After a plenary hearing followed by the steps necessary for review, the claimants (plaintiffs) seek reversal of the Commission’s denial of workmen’s compensation death benefits.
The administrative law judge found that no benefits were payable since the decedent was not in the course of his employment at the time he was killed. The evidence was clear that the decedent was killed in a plane crash after he had been invited to go elk hunting with his brother-in-law, Savage. The latter furnished the plane and supplied all the expenses incident to its use.

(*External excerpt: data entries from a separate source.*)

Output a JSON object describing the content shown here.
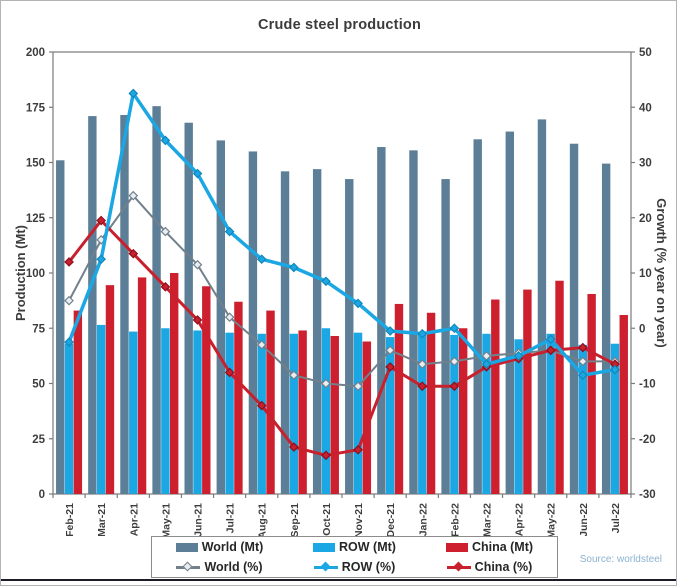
{
  "title": "Crude steel production",
  "source": "Source: worldsteel",
  "colors": {
    "world_bar": "#5c7e96",
    "row_bar": "#1ba7e3",
    "china_bar": "#cd1f2d",
    "world_line": "#72808c",
    "row_line": "#1ba7e3",
    "china_line": "#c9202e",
    "world_marker_fill": "#e9eef2",
    "axis_text": "#3d3d3d",
    "frame": "#7a7a7a",
    "source_text": "#8cb2d1"
  },
  "legend": {
    "items": [
      {
        "label": "World (Mt)",
        "type": "bar",
        "series": "world"
      },
      {
        "label": "ROW (Mt)",
        "type": "bar",
        "series": "row"
      },
      {
        "label": "China (Mt)",
        "type": "bar",
        "series": "china"
      },
      {
        "label": "World (%)",
        "type": "line",
        "series": "world"
      },
      {
        "label": "ROW (%)",
        "type": "line",
        "series": "row"
      },
      {
        "label": "China (%)",
        "type": "line",
        "series": "china"
      }
    ]
  },
  "chart_data": {
    "type": "bar",
    "subtype": "grouped bars with overlaid growth lines",
    "title": "Crude steel production",
    "categories": [
      "Feb-21",
      "Mar-21",
      "Apr-21",
      "May-21",
      "Jun-21",
      "Jul-21",
      "Aug-21",
      "Sep-21",
      "Oct-21",
      "Nov-21",
      "Dec-21",
      "Jan-22",
      "Feb-22",
      "Mar-22",
      "Apr-22",
      "May-22",
      "Jun-22",
      "Jul-22"
    ],
    "bar_series": [
      {
        "name": "World (Mt)",
        "axis": "left",
        "values": [
          151,
          171,
          171.5,
          175.5,
          168,
          160,
          155,
          146,
          147,
          142.5,
          157,
          155.5,
          142.5,
          160.5,
          164,
          169.5,
          158.5,
          149.5
        ]
      },
      {
        "name": "ROW (Mt)",
        "axis": "left",
        "values": [
          68,
          76.5,
          73.5,
          75,
          74,
          73,
          72.5,
          72.5,
          75,
          73,
          71,
          73,
          72,
          72.5,
          70,
          72.5,
          67.5,
          68
        ]
      },
      {
        "name": "China (Mt)",
        "axis": "left",
        "values": [
          83,
          94.5,
          98,
          100,
          94,
          87,
          83,
          74,
          71.5,
          69,
          86,
          82,
          75,
          88,
          92.5,
          96.5,
          90.5,
          81
        ]
      }
    ],
    "line_series": [
      {
        "name": "World (%)",
        "axis": "right",
        "values": [
          5,
          16,
          24,
          17.5,
          11.5,
          2,
          -3,
          -8.5,
          -10,
          -10.5,
          -4,
          -6.5,
          -6,
          -5,
          -4.5,
          -4,
          -6,
          -6
        ]
      },
      {
        "name": "ROW (%)",
        "axis": "right",
        "values": [
          -2.5,
          12.5,
          42.5,
          34,
          28,
          17.5,
          12.5,
          11,
          8.5,
          4.5,
          -0.5,
          -1,
          0,
          -6.5,
          -5,
          -2,
          -8.5,
          -7.5
        ]
      },
      {
        "name": "China (%)",
        "axis": "right",
        "values": [
          12,
          19.5,
          13.5,
          7.5,
          1.5,
          -8,
          -14,
          -21.5,
          -23,
          -22,
          -7,
          -10.5,
          -10.5,
          -7,
          -5.5,
          -4,
          -3.5,
          -6.5
        ]
      }
    ],
    "left_axis": {
      "label": "Production (Mt)",
      "min": 0,
      "max": 200,
      "ticks": [
        0,
        25,
        50,
        75,
        100,
        125,
        150,
        175,
        200
      ]
    },
    "right_axis": {
      "label": "Growth (% year on year)",
      "min": -30,
      "max": 50,
      "ticks": [
        -30,
        -20,
        -10,
        0,
        10,
        20,
        30,
        40,
        50
      ]
    },
    "grid": false,
    "legend_position": "bottom"
  }
}
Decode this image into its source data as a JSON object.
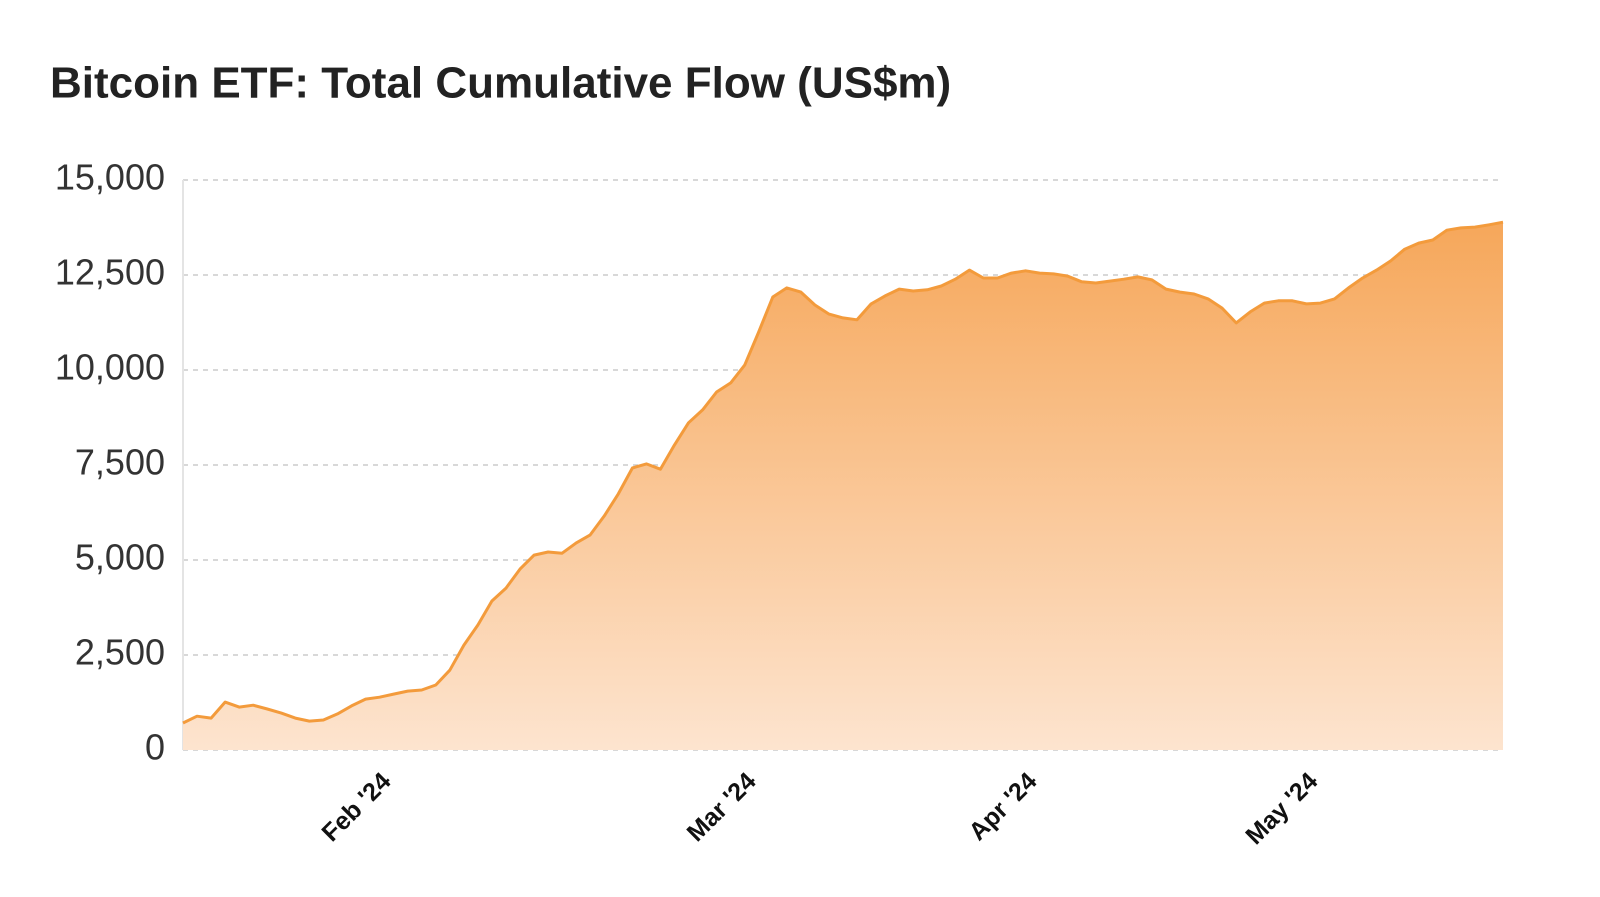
{
  "chart_data": {
    "type": "area",
    "title": "Bitcoin ETF: Total Cumulative Flow (US$m)",
    "categories": [
      null,
      null,
      null,
      null,
      null,
      null,
      null,
      null,
      null,
      null,
      null,
      null,
      null,
      null,
      "Feb '24",
      null,
      null,
      null,
      null,
      null,
      null,
      null,
      null,
      null,
      null,
      null,
      null,
      null,
      null,
      null,
      null,
      null,
      null,
      null,
      null,
      null,
      null,
      null,
      null,
      null,
      "Mar '24",
      null,
      null,
      null,
      null,
      null,
      null,
      null,
      null,
      null,
      null,
      null,
      null,
      null,
      null,
      null,
      null,
      null,
      null,
      null,
      "Apr '24",
      null,
      null,
      null,
      null,
      null,
      null,
      null,
      null,
      null,
      null,
      null,
      null,
      null,
      null,
      null,
      null,
      null,
      null,
      null,
      "May '24",
      null,
      null,
      null,
      null,
      null,
      null,
      null,
      null,
      null,
      null,
      null,
      null,
      null,
      null
    ],
    "values": [
      710,
      890,
      840,
      1260,
      1130,
      1180,
      1080,
      970,
      840,
      760,
      790,
      950,
      1160,
      1340,
      1390,
      1470,
      1550,
      1580,
      1710,
      2100,
      2760,
      3290,
      3920,
      4260,
      4760,
      5130,
      5210,
      5180,
      5450,
      5660,
      6160,
      6740,
      7420,
      7530,
      7390,
      8030,
      8610,
      8950,
      9420,
      9660,
      10130,
      11000,
      11920,
      12160,
      12050,
      11710,
      11470,
      11370,
      11320,
      11740,
      11950,
      12130,
      12080,
      12110,
      12210,
      12390,
      12630,
      12420,
      12420,
      12550,
      12610,
      12550,
      12530,
      12470,
      12320,
      12290,
      12340,
      12390,
      12450,
      12370,
      12130,
      12050,
      12000,
      11870,
      11630,
      11240,
      11530,
      11760,
      11820,
      11820,
      11740,
      11760,
      11870,
      12160,
      12420,
      12630,
      12870,
      13180,
      13340,
      13420,
      13680,
      13740,
      13760,
      13820,
      13890
    ],
    "color": "#f39b3c",
    "ylim": [
      0,
      15000
    ],
    "yticks": [
      0,
      {
        "value": 2500,
        "label": "2,500"
      },
      {
        "value": 5000,
        "label": "5,000"
      },
      {
        "value": 7500,
        "label": "7,500"
      },
      {
        "value": 10000,
        "label": "10,000"
      },
      {
        "value": 12500,
        "label": "12,500"
      },
      {
        "value": 15000,
        "label": "15,000"
      }
    ],
    "grid": true
  }
}
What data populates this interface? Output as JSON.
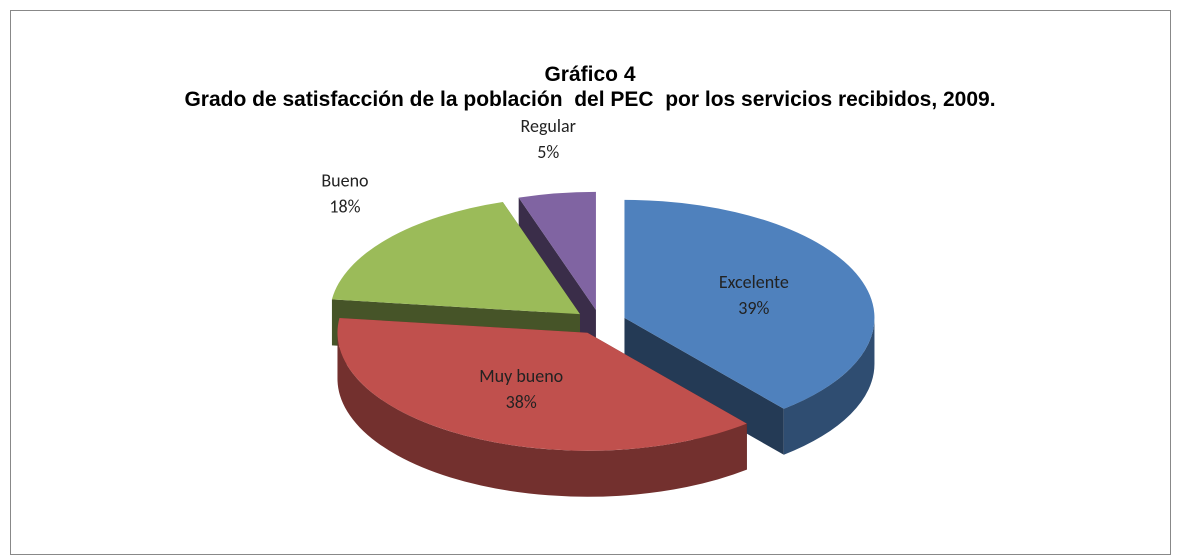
{
  "chart_data": {
    "type": "pie3d",
    "title": "Gráfico 4",
    "subtitle": "Grado de satisfacción de la población  del PEC  por los servicios recibidos, 2009.",
    "categories": [
      "Excelente",
      "Muy bueno",
      "Bueno",
      "Regular"
    ],
    "values": [
      39,
      38,
      18,
      5
    ],
    "value_labels": [
      "39%",
      "38%",
      "18%",
      "5%"
    ],
    "colors": [
      "#4f81bd",
      "#c0504d",
      "#9bbb59",
      "#8064a2"
    ]
  }
}
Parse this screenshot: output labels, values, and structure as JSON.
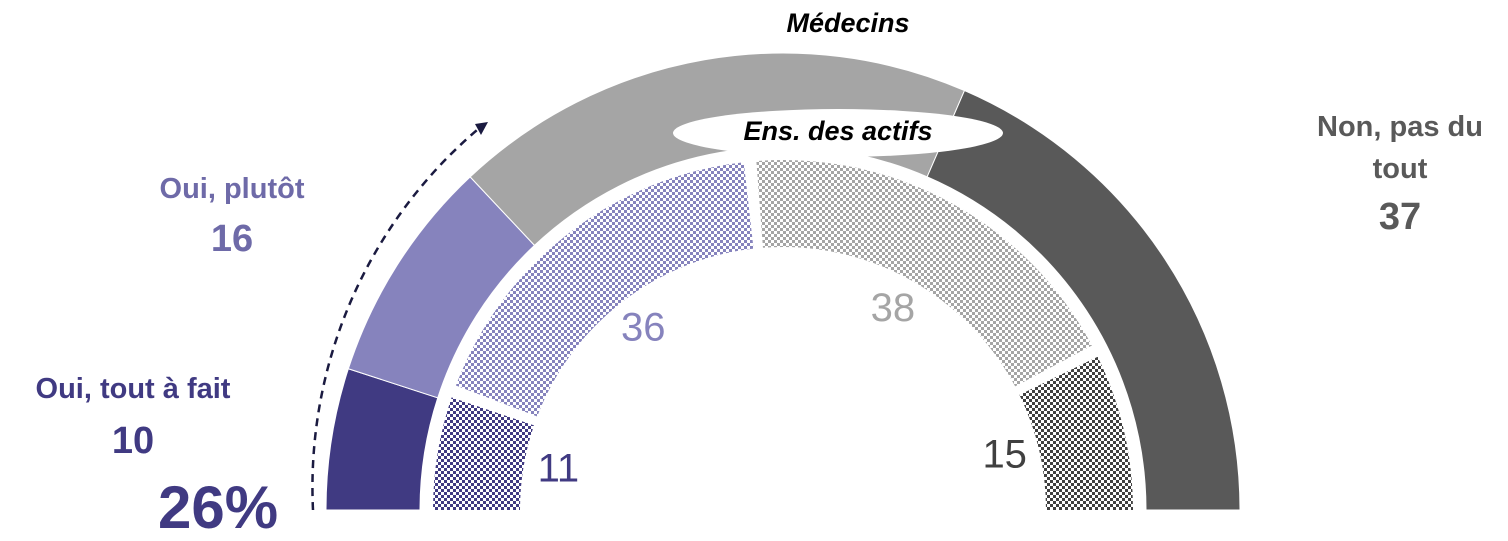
{
  "chart_data": {
    "type": "semi-donut",
    "categories": [
      "Oui, tout à fait",
      "Oui, plutôt",
      null,
      "Non, pas du tout"
    ],
    "series": [
      {
        "name": "Médecins",
        "colors": [
          "#403a82",
          "#8683bd",
          "#a5a5a5",
          "#595959"
        ],
        "values": [
          10,
          16,
          37,
          37
        ]
      },
      {
        "name": "Ens. des actifs",
        "colors": [
          "#403a82",
          "#8683bd",
          "#a5a5a5",
          "#404040"
        ],
        "values": [
          11,
          36,
          38,
          15
        ]
      }
    ],
    "total_label": "26%"
  }
}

The law judge found that decedent was vice president of the defendant bank and had been for twenty years before the accident. It was conceded that the decedent had an expense account to stimulate business and access to a golf club, where he entertained prospective customers. On occasion he took potential customers to athletic events at the bank’s expense.
Decedent had mostly a social, but also a business relationship with Savage. Since long before the bank’s inception, they annually went on elk hunts, fishing trips, dove and pheasant hunts and the like. On the day of the tragedy, there was no discussion of business.
The facts adduced reasonably could justify a finding that the trip was purely social and quite removed from a search for business. Both sides analyze the specifics and implications of two of our recent decisions involving trips by company representatives.1 Neither is dispositive factually, but the principles espoused by both are applicable. From the' facts found by the lower tribunal in the instant case, which we must respect on review if not tortured by indiscretion of the tribunal, the elk hunt was not within the course of decedent’s employment. We are constrained to hold that, under either of the cases cited, the history and facts of the ease here point clearly to a social, not business, relationship prevailing at the time of the accident involved.
The Commission’s denial of benefits is affirmed without costs on appeal.
. Martinson v. W-M Insurance Agency, Utah, 606 P.2d 256 (1980); Ogden Standard Examiner v. Industrial Commission, Utah, 663 P.2d 88 (1983).